Thursday, 28 June 2012

Microsoft Connected Car Platform envision car with Kinect, Windows 8, Win Phone, TellMe and more


Microsoft’s Channel9 Project Detroit car modification created a
1967 Ford Mustang Fastback outfitted with the latest in Microsoft technology.
The Microsoft Connected Car team is dreaming big for the future of automotive technology assistance.
In a recent job posting, the team teased an outline of their plans to leverage the full suite of current and upcoming Microsoft products and technologies to create a compelling automotive platform that sounds like the gizmo-car from the Knight Rider.

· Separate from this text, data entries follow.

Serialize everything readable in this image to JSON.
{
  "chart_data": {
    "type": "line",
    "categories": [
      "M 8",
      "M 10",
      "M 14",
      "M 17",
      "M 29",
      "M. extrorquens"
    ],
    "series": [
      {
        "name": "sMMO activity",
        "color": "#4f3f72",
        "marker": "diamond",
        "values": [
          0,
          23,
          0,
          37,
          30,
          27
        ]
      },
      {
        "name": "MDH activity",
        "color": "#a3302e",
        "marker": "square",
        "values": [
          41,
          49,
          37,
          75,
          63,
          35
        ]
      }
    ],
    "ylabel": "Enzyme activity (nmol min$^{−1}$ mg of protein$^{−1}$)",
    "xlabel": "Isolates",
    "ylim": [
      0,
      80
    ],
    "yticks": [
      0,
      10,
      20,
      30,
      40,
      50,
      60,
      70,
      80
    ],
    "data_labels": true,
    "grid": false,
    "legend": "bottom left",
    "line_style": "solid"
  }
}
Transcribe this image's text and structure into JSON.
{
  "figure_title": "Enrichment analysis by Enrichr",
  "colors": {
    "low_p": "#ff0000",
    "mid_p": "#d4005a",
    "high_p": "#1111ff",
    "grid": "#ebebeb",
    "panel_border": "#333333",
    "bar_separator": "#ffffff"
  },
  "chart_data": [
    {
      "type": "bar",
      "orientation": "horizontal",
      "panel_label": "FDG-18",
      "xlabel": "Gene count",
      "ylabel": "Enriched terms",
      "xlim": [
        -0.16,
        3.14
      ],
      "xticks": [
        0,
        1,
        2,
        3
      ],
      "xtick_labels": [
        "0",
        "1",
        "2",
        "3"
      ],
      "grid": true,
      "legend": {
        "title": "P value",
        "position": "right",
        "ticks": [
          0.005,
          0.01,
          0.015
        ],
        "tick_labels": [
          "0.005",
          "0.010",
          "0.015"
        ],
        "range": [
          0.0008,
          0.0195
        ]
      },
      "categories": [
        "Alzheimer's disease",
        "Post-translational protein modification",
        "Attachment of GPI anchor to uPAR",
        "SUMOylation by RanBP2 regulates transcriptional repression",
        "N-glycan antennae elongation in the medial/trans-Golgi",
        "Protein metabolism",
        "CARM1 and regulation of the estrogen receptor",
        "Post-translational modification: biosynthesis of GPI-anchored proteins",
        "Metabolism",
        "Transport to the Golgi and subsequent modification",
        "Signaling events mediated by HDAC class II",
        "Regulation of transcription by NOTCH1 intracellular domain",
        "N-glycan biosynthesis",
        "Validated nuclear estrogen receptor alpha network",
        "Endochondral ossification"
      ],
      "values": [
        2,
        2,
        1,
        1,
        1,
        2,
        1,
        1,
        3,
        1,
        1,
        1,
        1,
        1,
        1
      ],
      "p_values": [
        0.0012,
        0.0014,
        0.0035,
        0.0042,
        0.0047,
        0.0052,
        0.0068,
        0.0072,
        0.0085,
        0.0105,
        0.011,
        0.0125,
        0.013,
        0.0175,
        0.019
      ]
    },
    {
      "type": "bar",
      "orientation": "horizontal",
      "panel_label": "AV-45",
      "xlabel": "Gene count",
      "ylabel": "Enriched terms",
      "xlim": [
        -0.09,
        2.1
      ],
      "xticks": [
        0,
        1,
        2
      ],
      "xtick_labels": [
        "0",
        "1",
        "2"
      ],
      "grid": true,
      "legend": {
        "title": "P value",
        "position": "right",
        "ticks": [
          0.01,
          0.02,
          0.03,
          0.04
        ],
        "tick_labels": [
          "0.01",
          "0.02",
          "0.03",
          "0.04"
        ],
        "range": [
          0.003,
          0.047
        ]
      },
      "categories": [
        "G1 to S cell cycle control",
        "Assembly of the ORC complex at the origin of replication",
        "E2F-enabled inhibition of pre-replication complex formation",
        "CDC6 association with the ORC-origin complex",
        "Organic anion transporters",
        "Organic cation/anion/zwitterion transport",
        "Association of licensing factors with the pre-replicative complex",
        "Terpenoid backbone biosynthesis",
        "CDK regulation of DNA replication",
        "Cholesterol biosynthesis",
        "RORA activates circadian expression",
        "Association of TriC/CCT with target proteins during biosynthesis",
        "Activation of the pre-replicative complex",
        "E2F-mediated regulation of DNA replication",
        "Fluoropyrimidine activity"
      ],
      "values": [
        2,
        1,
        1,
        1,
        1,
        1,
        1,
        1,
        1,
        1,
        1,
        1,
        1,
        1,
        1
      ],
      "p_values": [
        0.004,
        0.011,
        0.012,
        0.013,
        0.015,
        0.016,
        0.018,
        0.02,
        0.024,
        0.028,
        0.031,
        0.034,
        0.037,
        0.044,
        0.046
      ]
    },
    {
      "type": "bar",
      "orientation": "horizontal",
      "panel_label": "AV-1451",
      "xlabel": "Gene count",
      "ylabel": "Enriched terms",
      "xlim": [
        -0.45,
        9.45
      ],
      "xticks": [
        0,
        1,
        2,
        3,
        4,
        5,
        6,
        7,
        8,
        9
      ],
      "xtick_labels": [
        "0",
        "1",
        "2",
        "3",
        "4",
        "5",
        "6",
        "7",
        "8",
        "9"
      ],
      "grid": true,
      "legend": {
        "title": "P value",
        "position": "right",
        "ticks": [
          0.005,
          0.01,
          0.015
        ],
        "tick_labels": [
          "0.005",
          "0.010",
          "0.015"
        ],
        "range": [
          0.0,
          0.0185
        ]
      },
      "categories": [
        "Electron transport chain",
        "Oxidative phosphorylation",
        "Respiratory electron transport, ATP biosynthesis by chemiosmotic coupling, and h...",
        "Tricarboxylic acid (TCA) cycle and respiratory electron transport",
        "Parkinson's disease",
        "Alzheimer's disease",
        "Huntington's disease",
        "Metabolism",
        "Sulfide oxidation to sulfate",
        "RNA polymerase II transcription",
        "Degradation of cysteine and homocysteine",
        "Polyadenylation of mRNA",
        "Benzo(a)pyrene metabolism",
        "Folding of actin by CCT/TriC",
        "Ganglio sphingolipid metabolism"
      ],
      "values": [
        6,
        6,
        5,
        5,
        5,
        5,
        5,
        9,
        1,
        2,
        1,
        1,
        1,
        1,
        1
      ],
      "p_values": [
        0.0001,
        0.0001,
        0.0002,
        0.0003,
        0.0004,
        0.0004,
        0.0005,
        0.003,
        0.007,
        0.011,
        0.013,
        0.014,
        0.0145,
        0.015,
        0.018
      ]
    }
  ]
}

We, the Microsoft Connected Car team, have a strong track record and an extensive customer base in the automotive industry. In the past fourteen years, we delivered various iterations of our Windows Embedded Automotive platform to the automotive suppliers of major auto brands such as Honda, Nissan, BMW, Mercedes-Benz, Aston Martin, and McLaren. We also partnered directly with select automakers to create integrated Telematics products such as Fiat Blue&MeFord SYNC, and Kia UVO. Featuring cutting-edge communications, travel information, entertainment, and accessory control via voice and touch interfaces, these products have been highly successful, increasing the automakers’ US sales of by up to 35% and telematics adoption up to 70%.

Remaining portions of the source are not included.